LEONARD SS2016 collection plays with colors pure and primary, yet essential, as if splashed across a blank canvas. A spontaneous expression. Transparencies and opacities. A false ingenuousness, a real nonchalance. ­The candor, the energy of color. The collection brings together an engaging visual extravaganza that showcases a seamless convergence between traditional printing technique and intensive Pop Art graphics. The collection is a clever reinterpretation of the signature prints by translating the elusive inspiration to the vibrant graphics of colors and words. Pure and contrasting, the color story is meticulous thought over like painter’s palette and hand applied on silk.
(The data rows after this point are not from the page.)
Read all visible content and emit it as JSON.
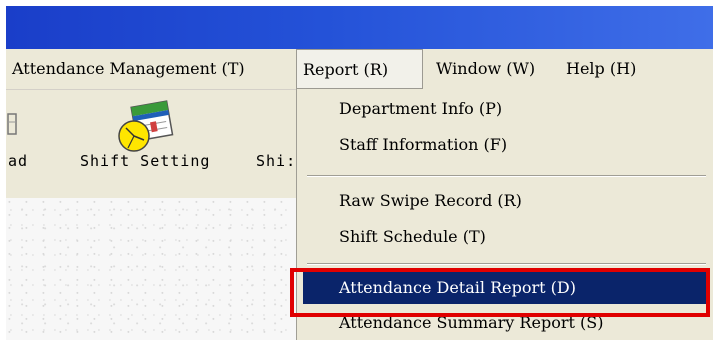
{
  "menubar": {
    "items": [
      {
        "label": "Attendance Management (T)"
      },
      {
        "label": "Report (R)"
      },
      {
        "label": "Window (W)"
      },
      {
        "label": "Help (H)"
      }
    ]
  },
  "toolbar": {
    "left_partial_label": "ad",
    "shift_setting_label": "Shift Setting",
    "right_partial_label": "Shi:"
  },
  "report_menu": {
    "items": [
      {
        "label": "Department Info (P)"
      },
      {
        "label": "Staff Information (F)"
      },
      {
        "label": "Raw Swipe Record (R)"
      },
      {
        "label": "Shift Schedule (T)"
      },
      {
        "label": "Attendance Detail Report (D)",
        "highlighted": true
      },
      {
        "label": "Attendance Summary Report (S)"
      }
    ]
  },
  "colors": {
    "title_bar": "#2452d8",
    "highlight": "#0a246a",
    "annotation": "#e00000"
  }
}
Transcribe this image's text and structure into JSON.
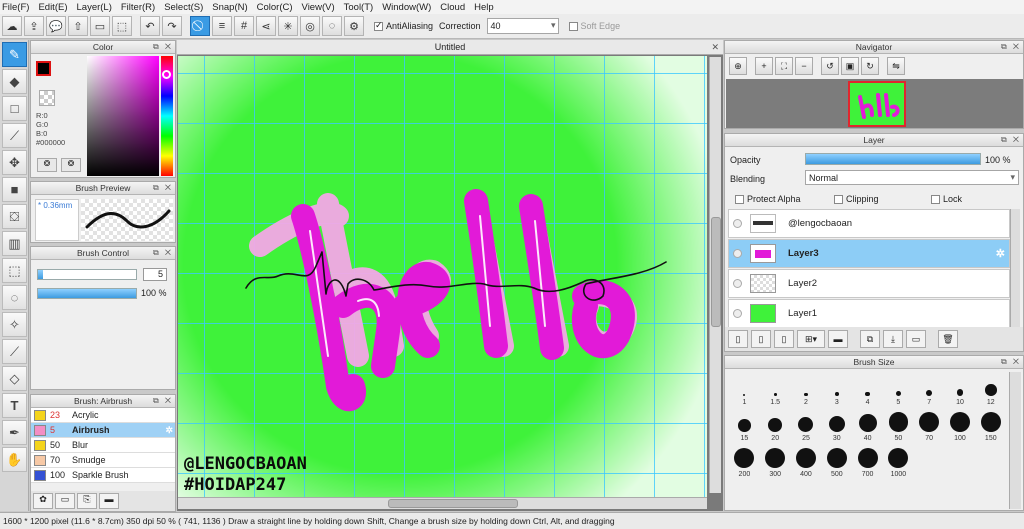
{
  "menu": [
    "File(F)",
    "Edit(E)",
    "Layer(L)",
    "Filter(R)",
    "Select(S)",
    "Snap(N)",
    "Color(C)",
    "View(V)",
    "Tool(T)",
    "Window(W)",
    "Cloud",
    "Help"
  ],
  "toolbar": {
    "antialiasing_label": "AntiAliasing",
    "correction_label": "Correction",
    "correction_value": "40",
    "softedge_label": "Soft Edge"
  },
  "color_panel": {
    "title": "Color",
    "r": "R:0",
    "g": "G:0",
    "b": "B:0",
    "hex": "#000000"
  },
  "brush_preview": {
    "title": "Brush Preview",
    "size": "0.36mm"
  },
  "brush_control": {
    "title": "Brush Control",
    "size_value": "5",
    "size_fraction": 0.05,
    "opacity_value": "100 %",
    "opacity_fraction": 1.0
  },
  "brush_list": {
    "title": "Brush: Airbrush",
    "items": [
      {
        "num": "23",
        "name": "Acrylic",
        "color": "#f4d41c"
      },
      {
        "num": "5",
        "name": "Airbrush",
        "color": "#f38ec4"
      },
      {
        "num": "50",
        "name": "Blur",
        "color": "#f4d41c"
      },
      {
        "num": "70",
        "name": "Smudge",
        "color": "#f7c9a6"
      },
      {
        "num": "100",
        "name": "Sparkle Brush",
        "color": "#3552d4"
      }
    ]
  },
  "document": {
    "tab_title": "Untitled",
    "watermark_line1": "@LENGOCBAOAN",
    "watermark_line2": "#HOIDAP247",
    "canvas_color": "#3ff23a"
  },
  "navigator": {
    "title": "Navigator"
  },
  "layer_panel": {
    "title": "Layer",
    "opacity_label": "Opacity",
    "opacity_value": "100 %",
    "opacity_fraction": 1.0,
    "blending_label": "Blending",
    "blending_value": "Normal",
    "protect_alpha": "Protect Alpha",
    "clipping": "Clipping",
    "lock": "Lock",
    "layers": [
      {
        "name": "@lengocbaoan"
      },
      {
        "name": "Layer3"
      },
      {
        "name": "Layer2"
      },
      {
        "name": "Layer1"
      }
    ]
  },
  "brush_size_panel": {
    "title": "Brush Size",
    "sizes": [
      "1",
      "1.5",
      "2",
      "3",
      "4",
      "5",
      "7",
      "10",
      "12",
      "15",
      "20",
      "25",
      "30",
      "40",
      "50",
      "70",
      "100",
      "150",
      "200",
      "300",
      "400",
      "500",
      "700",
      "1000"
    ]
  },
  "status": "1600 * 1200 pixel   (11.6 * 8.7cm)   350 dpi   50 %   ( 741, 1136 )   Draw a straight line by holding down Shift, Change a brush size by holding down Ctrl, Alt, and dragging"
}
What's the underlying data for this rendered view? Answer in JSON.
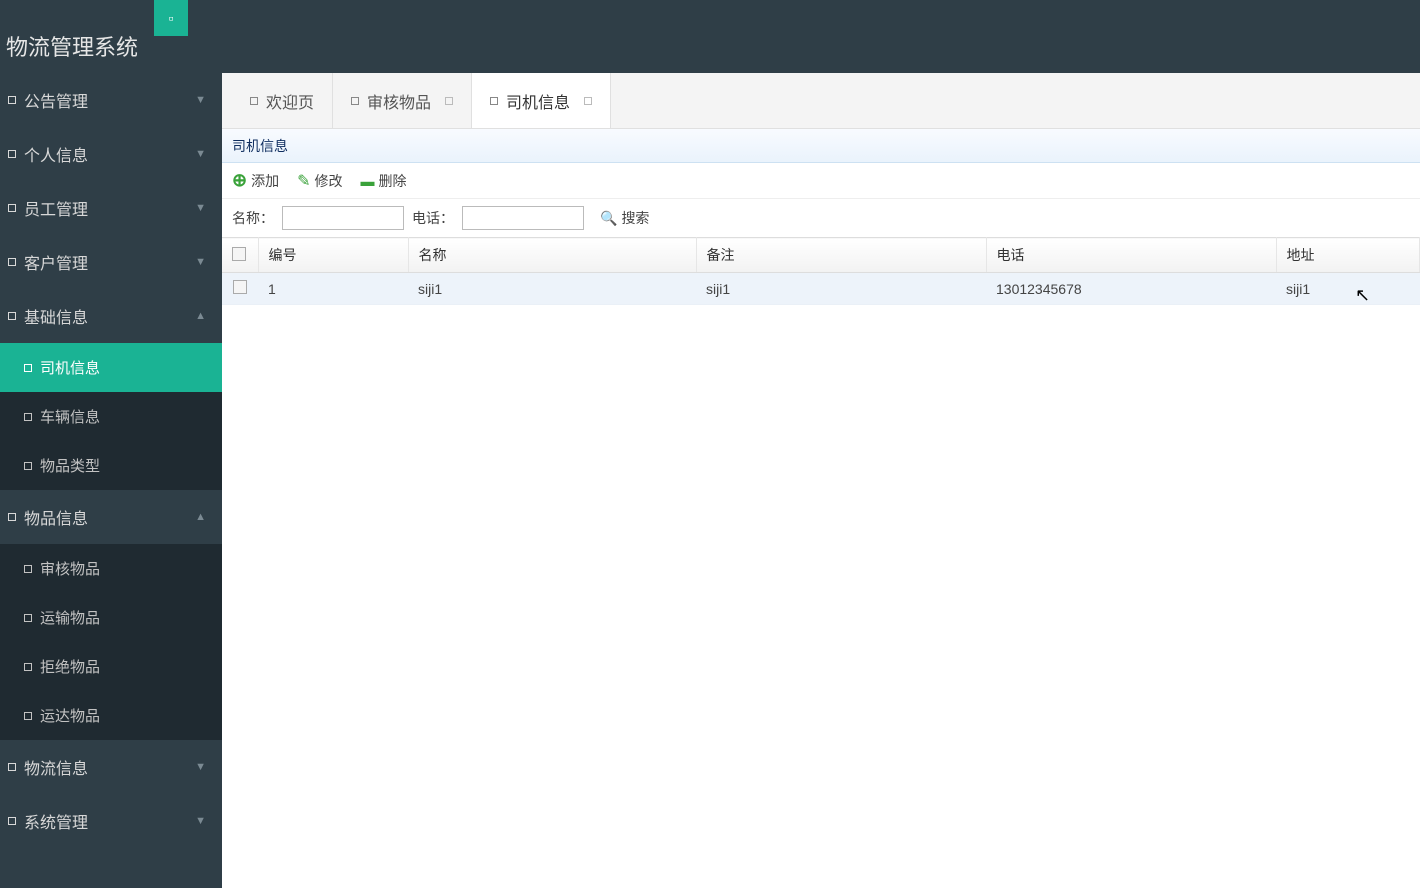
{
  "header": {
    "app_title": "物流管理系统"
  },
  "sidebar": {
    "items": [
      {
        "label": "公告管理",
        "expanded": false,
        "children": []
      },
      {
        "label": "个人信息",
        "expanded": false,
        "children": []
      },
      {
        "label": "员工管理",
        "expanded": false,
        "children": []
      },
      {
        "label": "客户管理",
        "expanded": false,
        "children": []
      },
      {
        "label": "基础信息",
        "expanded": true,
        "children": [
          {
            "label": "司机信息",
            "active": true
          },
          {
            "label": "车辆信息",
            "active": false
          },
          {
            "label": "物品类型",
            "active": false
          }
        ]
      },
      {
        "label": "物品信息",
        "expanded": true,
        "children": [
          {
            "label": "审核物品",
            "active": false
          },
          {
            "label": "运输物品",
            "active": false
          },
          {
            "label": "拒绝物品",
            "active": false
          },
          {
            "label": "运达物品",
            "active": false
          }
        ]
      },
      {
        "label": "物流信息",
        "expanded": false,
        "children": []
      },
      {
        "label": "系统管理",
        "expanded": false,
        "children": []
      }
    ]
  },
  "tabs": [
    {
      "label": "欢迎页",
      "closable": false,
      "active": false
    },
    {
      "label": "审核物品",
      "closable": true,
      "active": false
    },
    {
      "label": "司机信息",
      "closable": true,
      "active": true
    }
  ],
  "panel": {
    "title": "司机信息",
    "toolbar": {
      "add_label": "添加",
      "edit_label": "修改",
      "delete_label": "删除"
    },
    "search": {
      "name_label": "名称：",
      "phone_label": "电话：",
      "search_label": "搜索",
      "name_value": "",
      "phone_value": ""
    },
    "columns": [
      "编号",
      "名称",
      "备注",
      "电话",
      "地址"
    ],
    "rows": [
      {
        "id": "1",
        "name": "siji1",
        "note": "siji1",
        "phone": "13012345678",
        "address": "siji1"
      }
    ]
  }
}
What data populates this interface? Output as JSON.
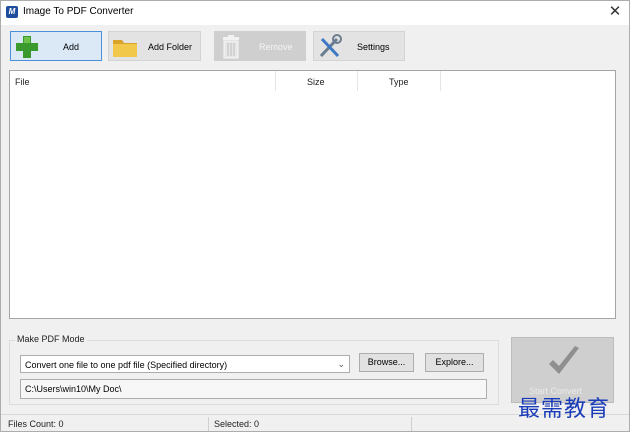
{
  "window": {
    "title": "Image To PDF Converter",
    "close_symbol": "✕"
  },
  "toolbar": {
    "add_label": "Add",
    "add_folder_label": "Add Folder",
    "remove_label": "Remove",
    "settings_label": "Settings"
  },
  "file_list": {
    "columns": [
      "File",
      "Size",
      "Type"
    ],
    "rows": []
  },
  "mode": {
    "legend": "Make PDF Mode",
    "selected_option": "Convert one file to one pdf file (Specified directory)",
    "browse_label": "Browse...",
    "explore_label": "Explore...",
    "output_path": "C:\\Users\\win10\\My Doc\\"
  },
  "start": {
    "label": "Start Convert"
  },
  "status": {
    "files_count": "Files Count: 0",
    "selected": "Selected: 0"
  },
  "watermark": {
    "text": "最需教育"
  },
  "colors": {
    "window_bg": "#f0f0f0",
    "selected_border": "#4a90d9",
    "add_icon": "#3a9a2e",
    "folder_icon": "#e8b63c"
  },
  "icons": {
    "app": "app-logo-icon",
    "add": "plus-icon",
    "add_folder": "folder-icon",
    "remove": "trash-icon",
    "settings": "tools-icon",
    "start": "checkmark-icon"
  }
}
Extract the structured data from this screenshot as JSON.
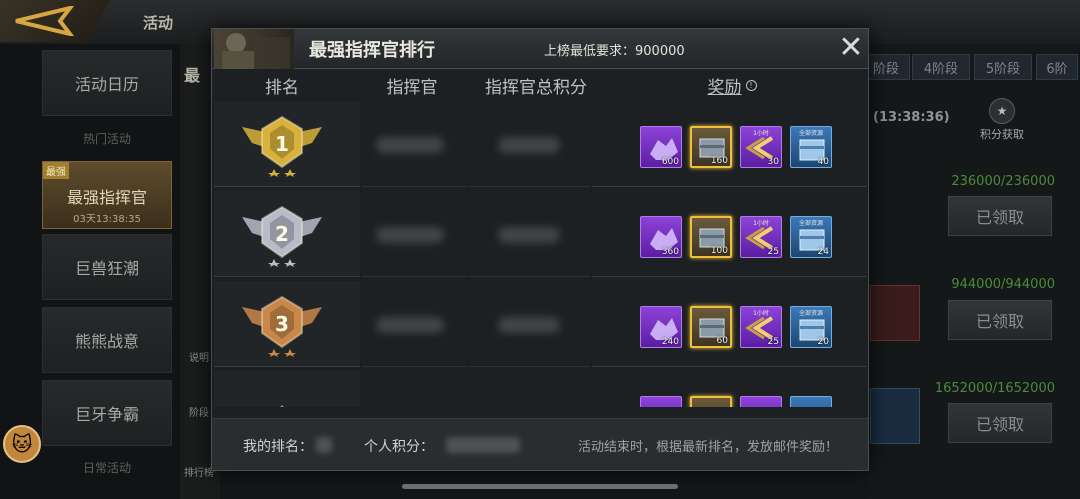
{
  "background": {
    "title": "活动",
    "sidebar": {
      "items": [
        "活动日历",
        "巨兽狂潮",
        "熊熊战意",
        "巨牙争霸"
      ],
      "subheaders": [
        "热门活动",
        "日常活动"
      ],
      "active": {
        "tag": "最强",
        "name": "最强指挥官",
        "time": "03天13:38:35"
      }
    },
    "mid_strip": {
      "title": "最",
      "buttons": [
        "说明",
        "阶段",
        "排行榜"
      ]
    },
    "stages": [
      "阶段",
      "4阶段",
      "5阶段",
      "6阶"
    ],
    "timer": "(13:38:36)",
    "score_get_label": "积分获取",
    "tasks": [
      {
        "progress": "236000/236000",
        "button": "已领取"
      },
      {
        "progress": "944000/944000",
        "button": "已领取"
      },
      {
        "progress": "1652000/1652000",
        "button": "已领取"
      }
    ]
  },
  "modal": {
    "title": "最强指挥官排行",
    "requirement": "上榜最低要求：900000",
    "close_symbol": "✕",
    "columns": {
      "rank": "排名",
      "commander": "指挥官",
      "score": "指挥官总积分",
      "reward": "奖励"
    },
    "rows": [
      {
        "rank": "1",
        "medal_color": "#d8b23c",
        "rewards": [
          {
            "type": "crystal",
            "count": "600"
          },
          {
            "type": "chest",
            "count": "160"
          },
          {
            "type": "speedup",
            "label": "1小时",
            "count": "30"
          },
          {
            "type": "box",
            "label": "全部资源",
            "count": "40"
          }
        ]
      },
      {
        "rank": "2",
        "medal_color": "#b8bcc9",
        "rewards": [
          {
            "type": "crystal",
            "count": "360"
          },
          {
            "type": "chest",
            "count": "100"
          },
          {
            "type": "speedup",
            "label": "1小时",
            "count": "25"
          },
          {
            "type": "box",
            "label": "全部资源",
            "count": "24"
          }
        ]
      },
      {
        "rank": "3",
        "medal_color": "#c9874a",
        "rewards": [
          {
            "type": "crystal",
            "count": "240"
          },
          {
            "type": "chest",
            "count": "60"
          },
          {
            "type": "speedup",
            "label": "1小时",
            "count": "25"
          },
          {
            "type": "box",
            "label": "全部资源",
            "count": "20"
          }
        ]
      }
    ],
    "footer": {
      "my_rank_label": "我的排名：",
      "my_score_label": "个人积分：",
      "note": "活动结束时，根据最新排名，发放邮件奖励！"
    }
  }
}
Designer plays with historic Leonard Paris house prints. She draws them from the archives like an artist constructing his palette, with innocent and acid nuances. She breaks them down, creates false accidents, and unveils them under a silk and nylon organza. Butterfly wings are blown up and resized to become a luminous abstract detail: a tear of yellow on a blue background. ­The Leonard Paris signature band brings a graphic rigor to the obscure. Like one clean line. The color archive of the brand is home to thousands of hues, each given a specific name and arranged according to mysterious yet traditional criteria that passed down from generation to generation. The Leonard Paris workshop follows the sternest standards from sketching to the crucial process of hand printing, which uses up to 30 colored silkscreens in order to create a realistic representation of flowers. Such a complicated process is nothing less than the purest form of artistic creation.


Flowing jumpsuits printed in a repetitive motif with different variants, à la Andy Warhol are the key look in this colection. ­The traditional Leonard Paris prints play in a recursive, almost Droste effect. Structured jacquards and dresses with appended words, motifs and pure colors, recall the lacerated posters of Jacques Villéglé. Ample skirts are paired with cropped tops and white jackets that give the illusion of having been naively decorated with marker scribble, but are actually printed with an original archive motif. A luxury for the everyday. ­The evening goes out in the day versus a day that lives during the night. Joyful sophistication. An unshakable confidence. Words, images, collages. ­The nervous vitality of the artist’s stroke. Original joy. Th­e power of the instantaneous. David Hockney comes to mind, his ability to seize an instant, as we gaze upon a color block dress or a trench coat with eel skin pockets in cobalt blue. ­There is something of this in the Leonard SS16 collection by Yiqing Yin: seizing the instant, translating this into a playful expression of color and words.